La filière du café est organisée en SOGESTAL (Société de Gestion des Stations de Lavage). Chaque SOGESTAL gère une trentaine de stations de lavage, qui traitent les cafés cerises issus des petites plantations regroupées en coopératives. Le déparchage (étape consistant à ôter l'ultime peau des grains de café vert) est fait par la SODECO (Société de Déparchage et de Conditionnement). Il y a 2 grandes SODECO : à Bujumbura et à Gitega. Deux autres sociétés de déparchage appartiennent à des privés : Sonicoff et Sivca.

Traditionnellement, le café du Burundi était mis en sacs par la SODECO à son propre nom et vendu à travers les enchères nationales. Il était présenté en lots, classés selon différents grades (calibres) de café.

Depuis 2006, le marché intérieur du café a été libéralisé. La gestion privée des stations de la- vage est encouragée et la vente directe à l’exportation est autorisée.

Fort d’une longue tradition et d’une expertise en traitement du café, des stations de lavage se sont créées en hautes altitudes et produisent diverses variétés de bourbon en quantité suffisante. Une large gamme de café gourmet est disponible.

Le café exporté du Burundi est principalement embarqué à partir de deux ports situés sur les côtes de l’océan indien : le port de Mombassa au Kenya et le port de Dar-Es-Salaam en Tanzanie.

Le Burundi est à près de 2.000 Km de ces ports. Le café vert y est acheminé par camions en conteneurs de 20 pieds (300 sacs de 60 kilos).

La floraison du café s'effectue en deux étapes : une première en septembre puis en janvier-février.

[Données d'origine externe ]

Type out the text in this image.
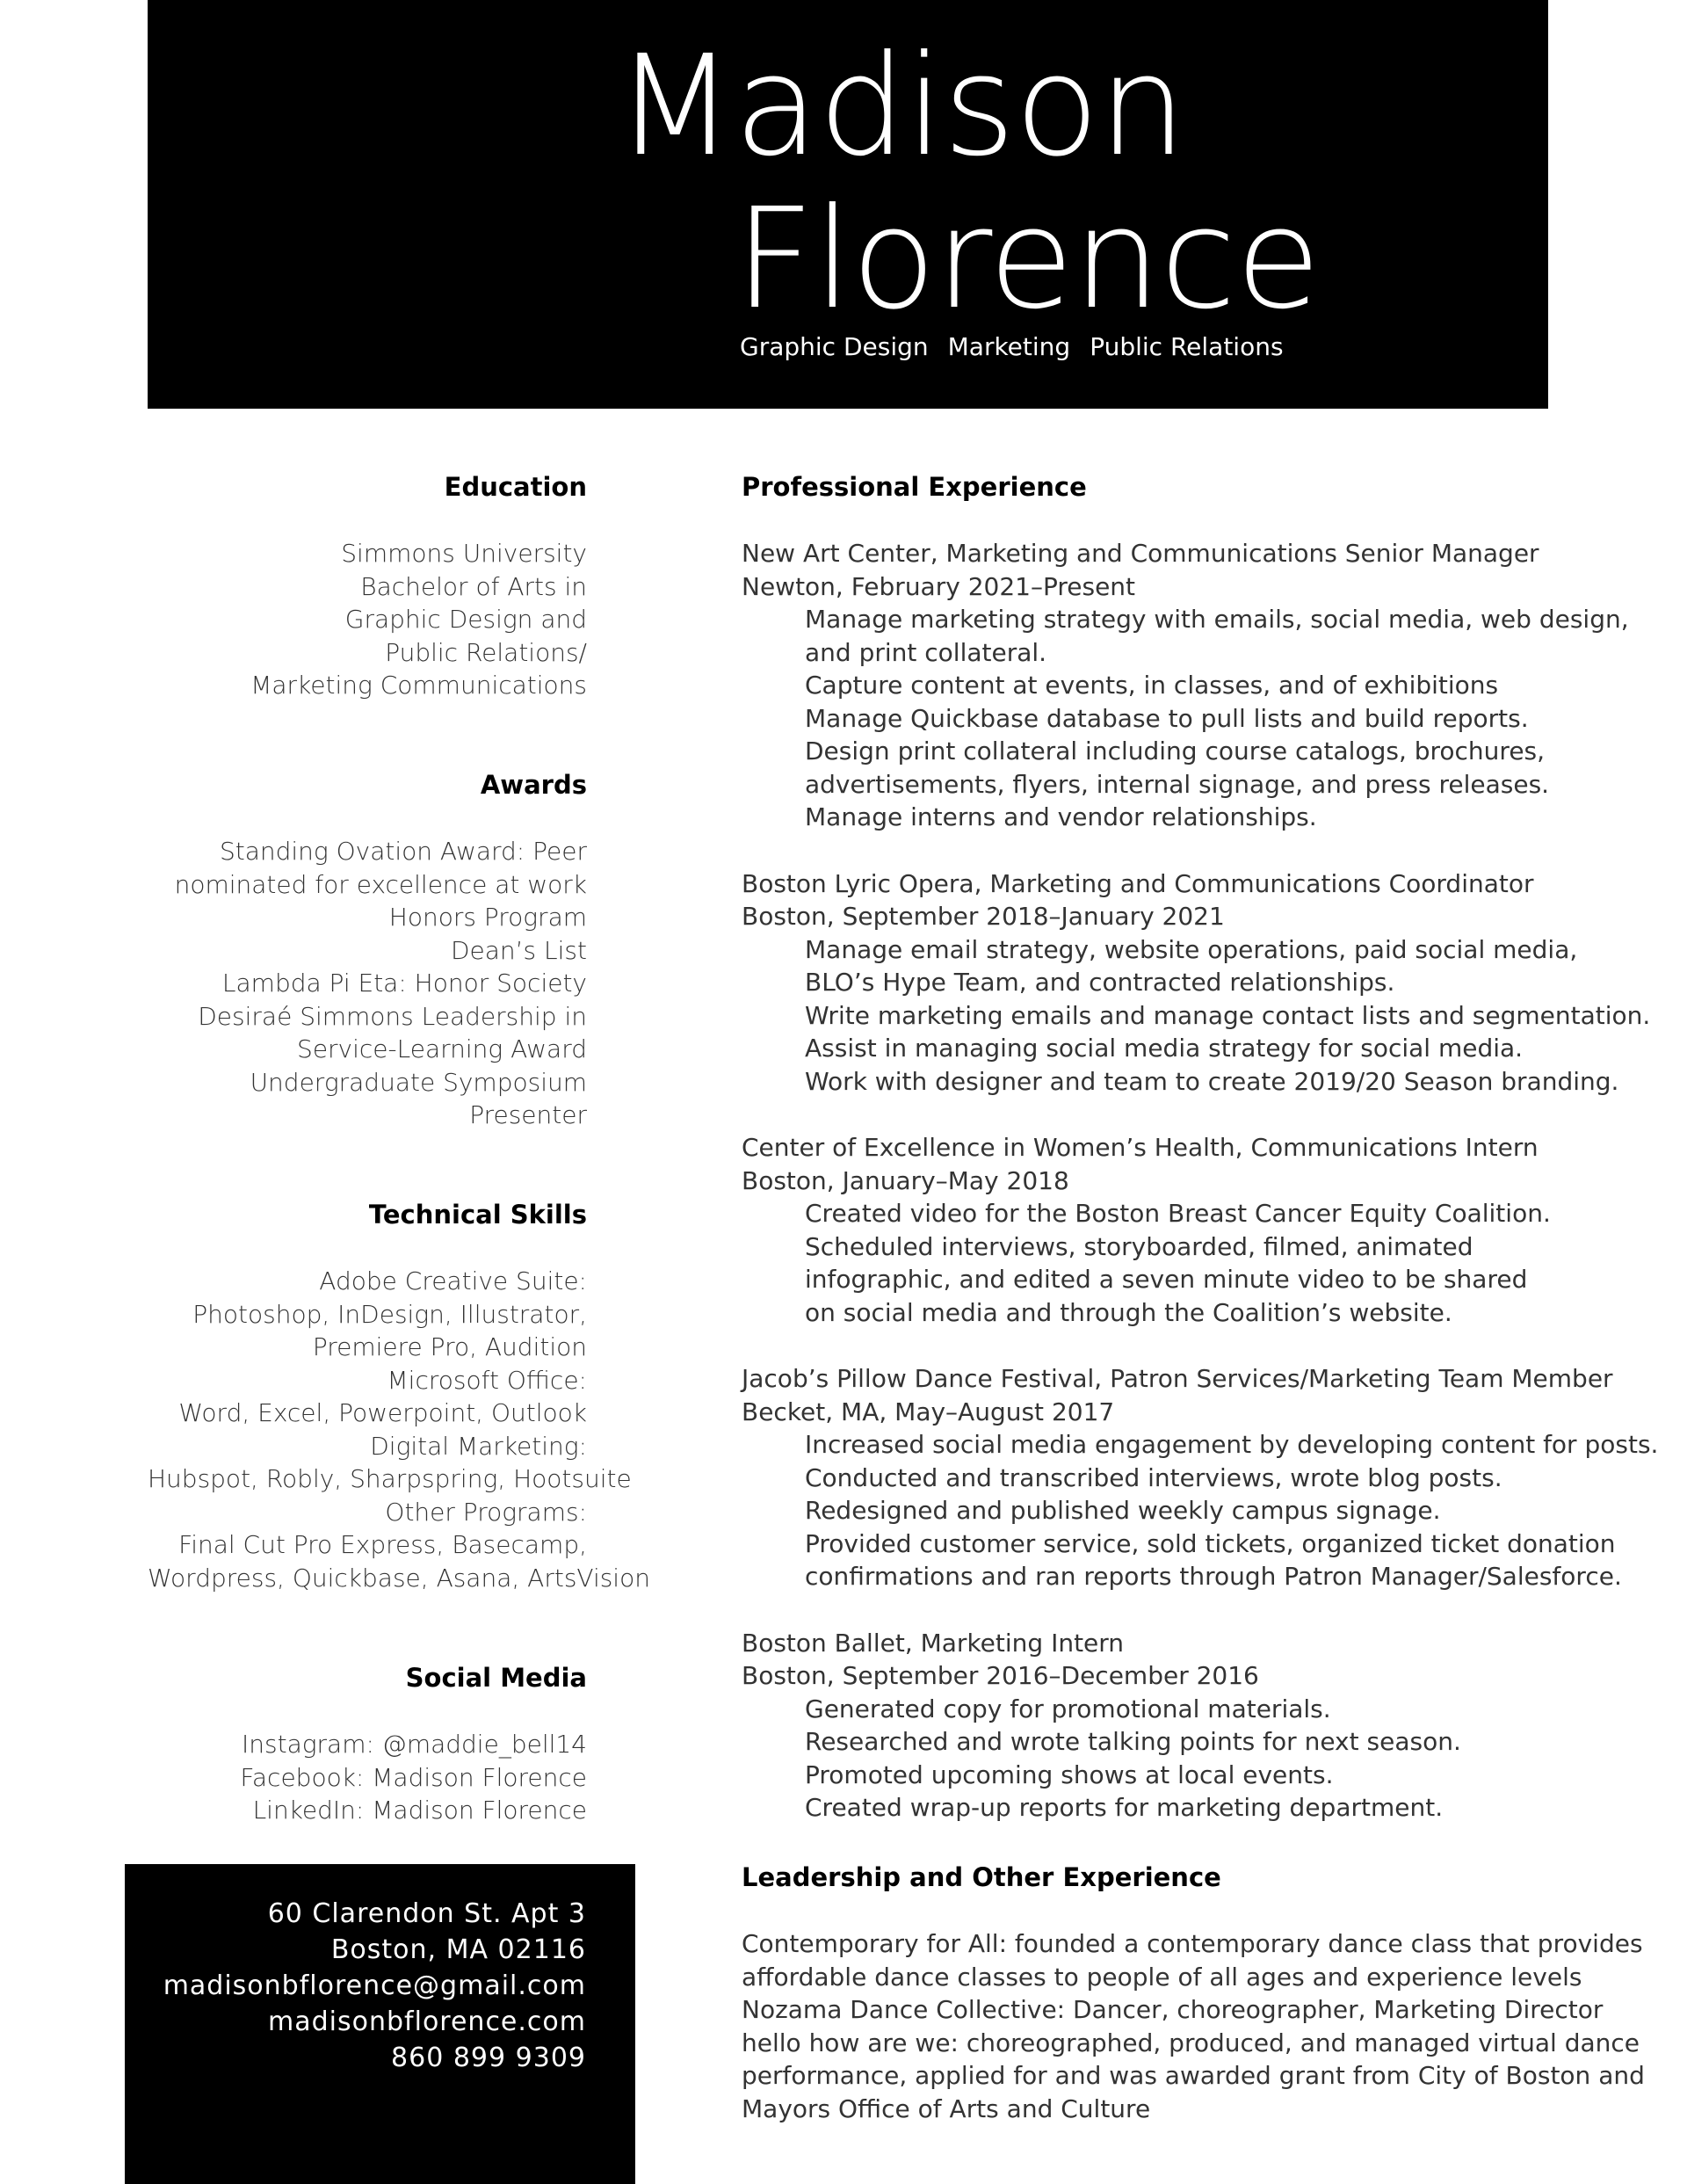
Madison
Florence
Graphic Design Marketing Public Relations
Education
Simmons University
Bachelor of Arts in
Graphic Design and
Public Relations/
Marketing Communications
Awards
Standing Ovation Award: Peer
nominated for excellence at work
Honors Program
Dean’s List
Lambda Pi Eta: Honor Society
Desiraé Simmons Leadership in
Service-Learning Award
Undergraduate Symposium
Presenter
Technical Skills
Adobe Creative Suite:
Photoshop, InDesign, Illustrator,
Premiere Pro, Audition
Microsoft Office:
Word, Excel, Powerpoint, Outlook
Digital Marketing:
Hubspot, Robly, Sharpspring, Hootsuite
Other Programs:
Final Cut Pro Express, Basecamp,
Wordpress, Quickbase, Asana, ArtsVision
Social Media
Instagram: @maddie_bell14
Facebook: Madison Florence
LinkedIn: Madison Florence
60 Clarendon St. Apt 3
Boston, MA 02116
madisonbflorence@gmail.com
madisonbflorence.com
860 899 9309
Professional Experience

New Art Center, Marketing and Communications Senior Manager

Newton, February 2021–Present

Manage marketing strategy with emails, social media, web design,
and print collateral.
Capture content at events, in classes, and of exhibitions
Manage Quickbase database to pull lists and build reports.
Design print collateral including course catalogs, brochures,
advertisements, flyers, internal signage, and press releases.
Manage interns and vendor relationships.

Boston Lyric Opera, Marketing and Communications Coordinator

Boston, September 2018–January 2021

Manage email strategy, website operations, paid social media,
BLO’s Hype Team, and contracted relationships.
Write marketing emails and manage contact lists and segmentation.
Assist in managing social media strategy for social media.
Work with designer and team to create 2019/20 Season branding.

Center of Excellence in Women’s Health, Communications Intern

Boston, January–May 2018

Created video for the Boston Breast Cancer Equity Coalition.
Scheduled interviews, storyboarded, filmed, animated
infographic, and edited a seven minute video to be shared
on social media and through the Coalition’s website.

Jacob’s Pillow Dance Festival, Patron Services/Marketing Team Member

Becket, MA, May–August 2017

Increased social media engagement by developing content for posts.
Conducted and transcribed interviews, wrote blog posts.
Redesigned and published weekly campus signage.
Provided customer service, sold tickets, organized ticket donation
confirmations and ran reports through Patron Manager/Salesforce.

Boston Ballet, Marketing Intern

Boston, September 2016–December 2016

Generated copy for promotional materials.
Researched and wrote talking points for next season.
Promoted upcoming shows at local events.
Created wrap-up reports for marketing department.
Leadership and Other Experience
Contemporary for All: founded a contemporary dance class that provides
affordable dance classes to people of all ages and experience levels
Nozama Dance Collective: Dancer, choreographer, Marketing Director
hello how are we: choreographed, produced, and managed virtual dance
performance, applied for and was awarded grant from City of Boston and
Mayors Office of Arts and Culture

La récolte s’étend d’avril à juillet avec un pic de mai à juin. Le mode de cueillette est manuel et sélectif, seules les cerises à maturité parfaite sont ramassées.

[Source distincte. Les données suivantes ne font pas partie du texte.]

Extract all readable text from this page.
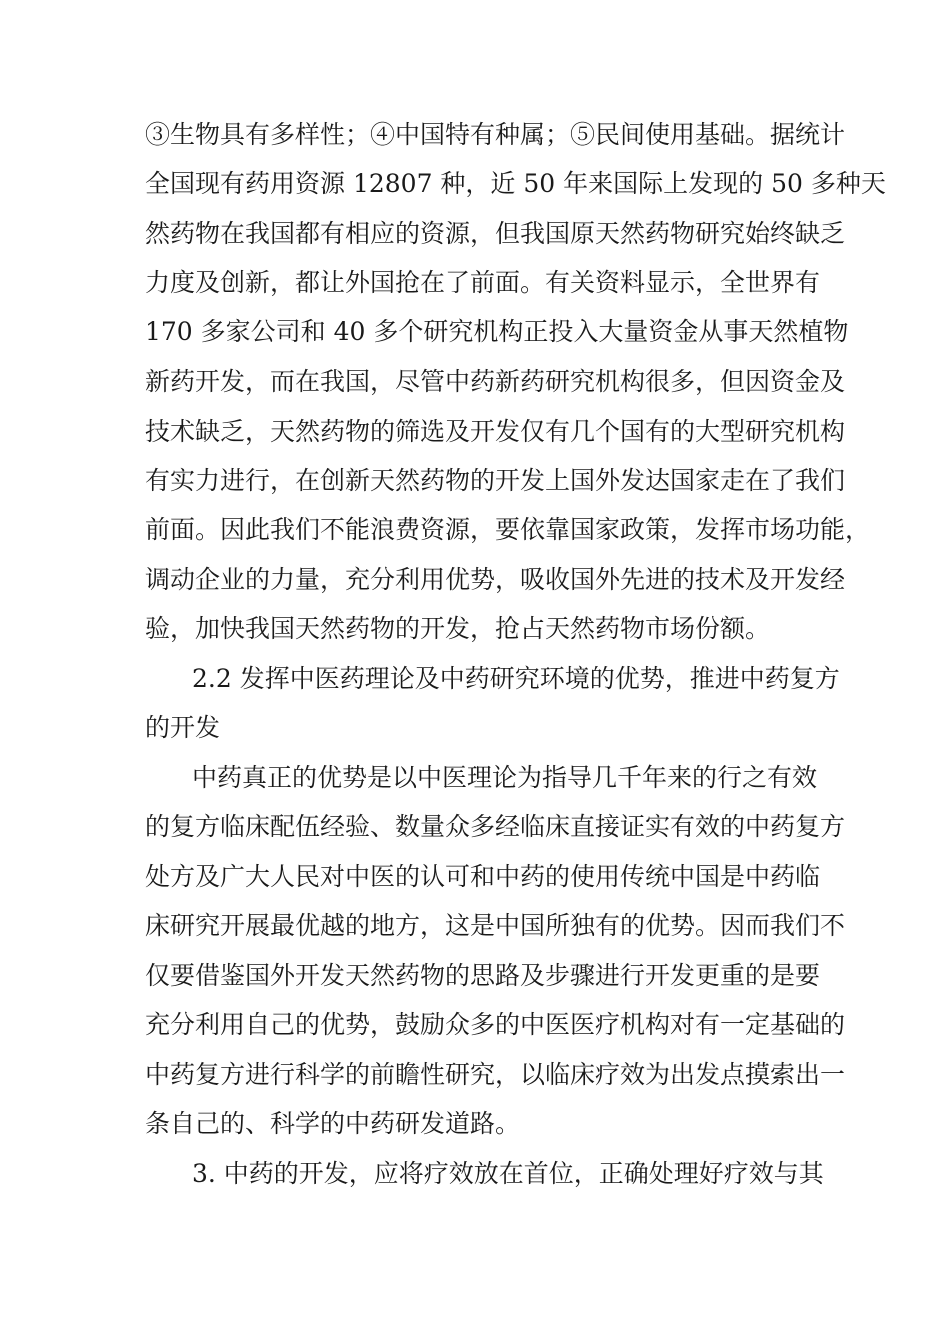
③生物具有多样性；④中国特有种属；⑤民间使用基础。据统计
全国现有药用资源 12807 种，近 50 年来国际上发现的 50 多种天
然药物在我国都有相应的资源，但我国原天然药物研究始终缺乏
力度及创新，都让外国抢在了前面。有关资料显示，全世界有
170 多家公司和 40 多个研究机构正投入大量资金从事天然植物
新药开发，而在我国，尽管中药新药研究机构很多，但因资金及
技术缺乏，天然药物的筛选及开发仅有几个国有的大型研究机构
有实力进行，在创新天然药物的开发上国外发达国家走在了我们
前面。因此我们不能浪费资源，要依靠国家政策，发挥市场功能，
调动企业的力量，充分利用优势，吸收国外先进的技术及开发经
验，加快我国天然药物的开发，抢占天然药物市场份额。
2.2 发挥中医药理论及中药研究环境的优势，推进中药复方
的开发
中药真正的优势是以中医理论为指导几千年来的行之有效
的复方临床配伍经验、数量众多经临床直接证实有效的中药复方
处方及广大人民对中医的认可和中药的使用传统中国是中药临
床研究开展最优越的地方，这是中国所独有的优势。因而我们不
仅要借鉴国外开发天然药物的思路及步骤进行开发更重的是要
充分利用自己的优势，鼓励众多的中医医疗机构对有一定基础的
中药复方进行科学的前瞻性研究，以临床疗效为出发点摸索出一
条自己的、科学的中药研发道路。
3. 中药的开发，应将疗效放在首位，正确处理好疗效与其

Les meilleurs lots de café sont vendus sous le nom de Ngoma doux. Ngoma étant le nom des tambours traditionnels, considérés par les burundais comme sacrés. Ils incarnent la fertilité et la régénérescence. Autrefois réservés aux cérémonies de la cour royale, ils sont aujourd’hui de toutes les fêtes populaires. Les meilleurs tambourinaires du Burundi forment une troupe d’exception qui pratique cet art à grand spectacle depuis les années soixante.